This patch simplifies "X/sqrt(X)" to "sqrt(X)". For "X/sqrt(X)", LLVM generates 2 operations "sqrt" and "div". Simplifying it results in one "sqrt" operation. The simplification is enabled when re-association is set.
Diff Detail
Event Timeline
Just a drive-by comment : Possibly the more general form of this needs to be optimised too?
The more general form of this is
X^a * X^b -> X ^ (a+b) X^a / X^b -> X ^ (a-b)
I'm fairly sure this transform is a performance loss. For a target like Skylake Server, a SQRT(x) can take up to 20 cycles. But a RSQRT(x) is about 6 cycles and a MUL(y) is 4 cycles. We'd be better off with a X*RSQRT(X).
Do you expect the more general form to use the pow intrinsic? It would be good to file a bugzilla with examples of how this looks in source/IR, so we know that we are matching the expected patterns. I think that will have to be handled independently from the sqrt special-case.
That is up to backends to decide. InstSimplify/InstCombine (and a few others) are canonicalization, target-independent passes.
A single sqrt(x) is more canonical IR than x/sqrt(x), because it's less instructions and x has less uses.
I agree with that. It should be canonicalized. It would also be good to make sure that the backends have lowering code in place before introducing a 2x performance hit.

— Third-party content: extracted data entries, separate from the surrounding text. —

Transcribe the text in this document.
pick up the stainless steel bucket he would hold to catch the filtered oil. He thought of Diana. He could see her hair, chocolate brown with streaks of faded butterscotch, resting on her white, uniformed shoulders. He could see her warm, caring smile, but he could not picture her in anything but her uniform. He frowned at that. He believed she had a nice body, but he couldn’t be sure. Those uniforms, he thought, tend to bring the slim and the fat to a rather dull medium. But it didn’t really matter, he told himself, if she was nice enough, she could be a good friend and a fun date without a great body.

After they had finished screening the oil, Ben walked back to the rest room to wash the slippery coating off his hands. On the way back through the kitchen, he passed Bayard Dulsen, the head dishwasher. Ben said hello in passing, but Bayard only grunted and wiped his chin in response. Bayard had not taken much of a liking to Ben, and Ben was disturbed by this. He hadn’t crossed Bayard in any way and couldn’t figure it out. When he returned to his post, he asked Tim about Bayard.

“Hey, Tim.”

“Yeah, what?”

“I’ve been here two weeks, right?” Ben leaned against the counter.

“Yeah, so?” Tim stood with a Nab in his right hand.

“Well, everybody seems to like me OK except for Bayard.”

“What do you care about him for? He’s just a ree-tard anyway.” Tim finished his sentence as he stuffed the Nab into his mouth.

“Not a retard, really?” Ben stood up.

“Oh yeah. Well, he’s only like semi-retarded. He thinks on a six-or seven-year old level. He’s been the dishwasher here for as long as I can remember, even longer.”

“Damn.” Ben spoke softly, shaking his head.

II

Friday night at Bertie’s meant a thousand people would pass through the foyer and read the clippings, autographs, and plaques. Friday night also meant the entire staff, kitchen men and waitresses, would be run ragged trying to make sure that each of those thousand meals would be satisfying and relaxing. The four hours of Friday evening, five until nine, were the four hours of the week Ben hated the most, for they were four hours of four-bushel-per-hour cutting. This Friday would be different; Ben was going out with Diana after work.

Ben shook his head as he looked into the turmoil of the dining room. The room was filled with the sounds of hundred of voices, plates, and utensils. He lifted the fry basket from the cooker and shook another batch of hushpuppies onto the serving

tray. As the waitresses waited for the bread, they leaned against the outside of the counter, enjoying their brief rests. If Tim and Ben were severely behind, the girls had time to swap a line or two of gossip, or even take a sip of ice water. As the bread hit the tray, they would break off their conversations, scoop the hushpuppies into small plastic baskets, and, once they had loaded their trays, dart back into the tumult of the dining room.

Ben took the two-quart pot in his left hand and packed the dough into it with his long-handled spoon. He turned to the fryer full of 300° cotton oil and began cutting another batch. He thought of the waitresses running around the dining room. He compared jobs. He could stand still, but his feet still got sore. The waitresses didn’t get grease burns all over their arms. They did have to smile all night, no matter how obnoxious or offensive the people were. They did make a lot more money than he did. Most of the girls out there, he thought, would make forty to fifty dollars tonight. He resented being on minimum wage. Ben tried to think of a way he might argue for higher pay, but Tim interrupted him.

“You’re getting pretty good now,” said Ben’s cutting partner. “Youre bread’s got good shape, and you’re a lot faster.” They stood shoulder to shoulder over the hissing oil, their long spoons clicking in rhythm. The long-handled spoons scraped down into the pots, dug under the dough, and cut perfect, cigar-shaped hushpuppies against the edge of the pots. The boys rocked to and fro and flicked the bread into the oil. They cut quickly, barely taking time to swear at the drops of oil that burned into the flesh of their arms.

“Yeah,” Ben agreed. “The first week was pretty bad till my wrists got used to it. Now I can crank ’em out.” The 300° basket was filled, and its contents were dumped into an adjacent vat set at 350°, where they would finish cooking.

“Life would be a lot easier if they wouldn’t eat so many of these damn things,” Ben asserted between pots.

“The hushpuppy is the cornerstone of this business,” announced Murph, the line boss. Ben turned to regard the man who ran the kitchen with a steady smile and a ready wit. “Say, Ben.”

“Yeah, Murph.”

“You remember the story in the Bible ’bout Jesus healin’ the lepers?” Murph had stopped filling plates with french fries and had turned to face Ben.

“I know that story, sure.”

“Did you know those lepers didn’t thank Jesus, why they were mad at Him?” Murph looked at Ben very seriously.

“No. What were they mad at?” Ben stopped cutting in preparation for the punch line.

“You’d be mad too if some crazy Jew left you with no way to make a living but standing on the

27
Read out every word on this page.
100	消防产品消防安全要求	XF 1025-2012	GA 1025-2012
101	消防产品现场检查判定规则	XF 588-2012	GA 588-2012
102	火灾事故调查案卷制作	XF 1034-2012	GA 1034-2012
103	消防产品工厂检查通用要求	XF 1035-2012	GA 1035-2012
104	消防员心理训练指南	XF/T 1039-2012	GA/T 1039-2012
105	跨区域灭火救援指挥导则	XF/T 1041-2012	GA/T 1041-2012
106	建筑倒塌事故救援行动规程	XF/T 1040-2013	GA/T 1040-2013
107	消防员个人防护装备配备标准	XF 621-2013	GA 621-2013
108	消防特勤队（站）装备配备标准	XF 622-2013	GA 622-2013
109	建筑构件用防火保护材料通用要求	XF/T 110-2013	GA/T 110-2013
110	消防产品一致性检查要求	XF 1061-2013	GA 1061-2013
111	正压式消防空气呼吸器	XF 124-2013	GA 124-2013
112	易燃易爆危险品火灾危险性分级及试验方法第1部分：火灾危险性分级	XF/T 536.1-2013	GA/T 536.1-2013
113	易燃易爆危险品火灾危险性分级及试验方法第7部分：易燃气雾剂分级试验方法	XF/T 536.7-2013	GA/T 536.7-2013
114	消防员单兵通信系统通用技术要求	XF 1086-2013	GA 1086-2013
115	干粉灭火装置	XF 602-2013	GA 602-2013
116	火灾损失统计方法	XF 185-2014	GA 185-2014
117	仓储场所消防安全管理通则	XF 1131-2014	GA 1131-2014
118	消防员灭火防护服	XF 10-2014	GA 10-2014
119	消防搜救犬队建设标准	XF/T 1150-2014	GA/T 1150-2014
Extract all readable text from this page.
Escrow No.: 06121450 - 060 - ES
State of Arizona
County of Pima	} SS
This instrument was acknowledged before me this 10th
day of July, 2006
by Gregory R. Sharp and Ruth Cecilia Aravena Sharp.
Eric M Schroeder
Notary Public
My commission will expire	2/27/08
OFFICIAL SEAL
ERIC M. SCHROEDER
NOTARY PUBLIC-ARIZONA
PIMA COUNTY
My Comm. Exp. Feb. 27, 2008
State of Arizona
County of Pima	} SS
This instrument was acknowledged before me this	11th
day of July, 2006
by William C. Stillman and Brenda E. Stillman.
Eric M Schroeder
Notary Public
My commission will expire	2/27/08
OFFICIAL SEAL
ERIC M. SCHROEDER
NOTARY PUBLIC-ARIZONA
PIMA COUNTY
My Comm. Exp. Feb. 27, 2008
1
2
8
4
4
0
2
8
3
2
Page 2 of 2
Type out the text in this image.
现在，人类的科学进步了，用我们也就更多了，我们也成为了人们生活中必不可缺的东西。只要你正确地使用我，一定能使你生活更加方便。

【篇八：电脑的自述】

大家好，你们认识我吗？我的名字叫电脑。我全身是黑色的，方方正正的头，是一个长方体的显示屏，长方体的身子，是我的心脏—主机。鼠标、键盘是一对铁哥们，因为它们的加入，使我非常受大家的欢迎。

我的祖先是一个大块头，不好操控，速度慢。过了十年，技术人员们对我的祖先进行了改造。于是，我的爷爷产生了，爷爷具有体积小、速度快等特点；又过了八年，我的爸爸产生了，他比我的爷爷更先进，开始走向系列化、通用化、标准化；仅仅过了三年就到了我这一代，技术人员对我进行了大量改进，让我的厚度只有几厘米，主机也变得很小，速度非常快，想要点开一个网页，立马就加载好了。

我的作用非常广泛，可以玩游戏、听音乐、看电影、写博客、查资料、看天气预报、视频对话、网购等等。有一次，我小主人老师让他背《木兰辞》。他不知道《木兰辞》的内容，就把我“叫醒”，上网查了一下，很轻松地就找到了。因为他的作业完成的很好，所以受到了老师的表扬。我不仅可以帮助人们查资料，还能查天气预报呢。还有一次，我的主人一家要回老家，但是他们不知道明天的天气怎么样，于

As of now for -march=skylake -Ofast I get.
--Snip--
foo: # @foo
vsqrtsd xmm1, xmm0, xmm0 vdivsd xmm0, xmm0, xmm1 ret
---Snip--
Backend can lower the SQRT(X) back to X * RSQRT(X) in a separate patch?
I agree with both.
Knowing that this is often a perf-critical pattern, we've put a lot of SDAG effort into optimization of it for x86 already, but it's a tricky problem because we get into a similar situation that we have with FMA. Ie, should we favor latency, throughput, or some combo?
Here's an example to show that we are trying to make the right decision per-CPU in codegen:
https://godbolt.org/z/s5GPqc
Note that the codegen choice can differ between scalar/vector - example in the X86.td file:
// FeatureFastScalarFSQRT should be enabled if scalar FSQRT has shorter latency // than the corresponding NR code. FeatureFastVectorFSQRT should be enabled if // vector FSQRT has higher throughput than the corresponding NR code. // The idea is that throughput bound code is likely to be vectorized, so for // vectorized code we should care about the throughput of SQRT operations. // But if the code is scalar that probably means that the code has some kind of // dependency and we should care more about reducing the latency.
Agreed "FeatureFastScalarFSQRT" can be removed if target thinks scalar FSQRT is costly. I see currently set at "SKXTuning" (Skylake).
After looking at the codegen, I'm not sure if we can do this transform in IR with the expected performance in codegen because the transform loses information:
https://godbolt.org/z/7b84rG
The codegen for the case of "sqrt(x)" has to account for a 0.0 input. Ie, we filter out a 0.0 (or potentially denorm) input to avoid the NAN answer that we would get from "0.0 / 0.0". But the codegen for the case of "x/sqrt(x)" does not have to do that - NAN is the correct answer for a 0.0 input, so the code has implicitly signaled to us that 0.0 is not a valid input when compiled with -ffast-math (we can ignore possible NANs).
It might help to see the motivating code that produces the x/sqrt(x) pattern to see if there's something else we should be doing there.
Current AMD "x86_64" targets don't have the reciprocal sqrt instruction for the double precision types.
so x/sqrt(x) ends up with "vsqrtsd" followed by "vdivsd". This transform is basically to improve the efficiency.
Ah, I see. I think we should handle that in generic DAGCombiner then. There, we can make the target- and CPU-specific trade-offs necessary to get the (presumably) ideal asm code. I don't know how we would recover the missing div-by-0 info that I mentioned here.
Let me know if you want to try that patch. If not, I can take a shot at it.
Added some test coverage here:
rGdd1a900575ff
Feel free to adjust as needed. If I'm seeing correctly, it should be a similar small code patch as this one, just adapted to SDAG nodes/flags.
For x = 0, x/sqrt(0) result in "nan". However when we specify -ffast-math we are setting "nnan" flag. The nnan flag says "Allow optimizations to assume the arguments and result are not NaN" so we can transform x/sqrt(x) to sqrt(x) under -ffast-math. is that the right understanding here?
The transform is allowed here; it's just not advisable as shown by the codegen for a target/type that expands it to an estimate sequence (ie, we should abandon this patch).
The problem with doing this transform early (in IR) is that we cannot recover the knowledge that 0.0 was not a valid input. So we need to give targets the opportunity to create an estimate first, and only if that does not happen, convert to a single sqrt.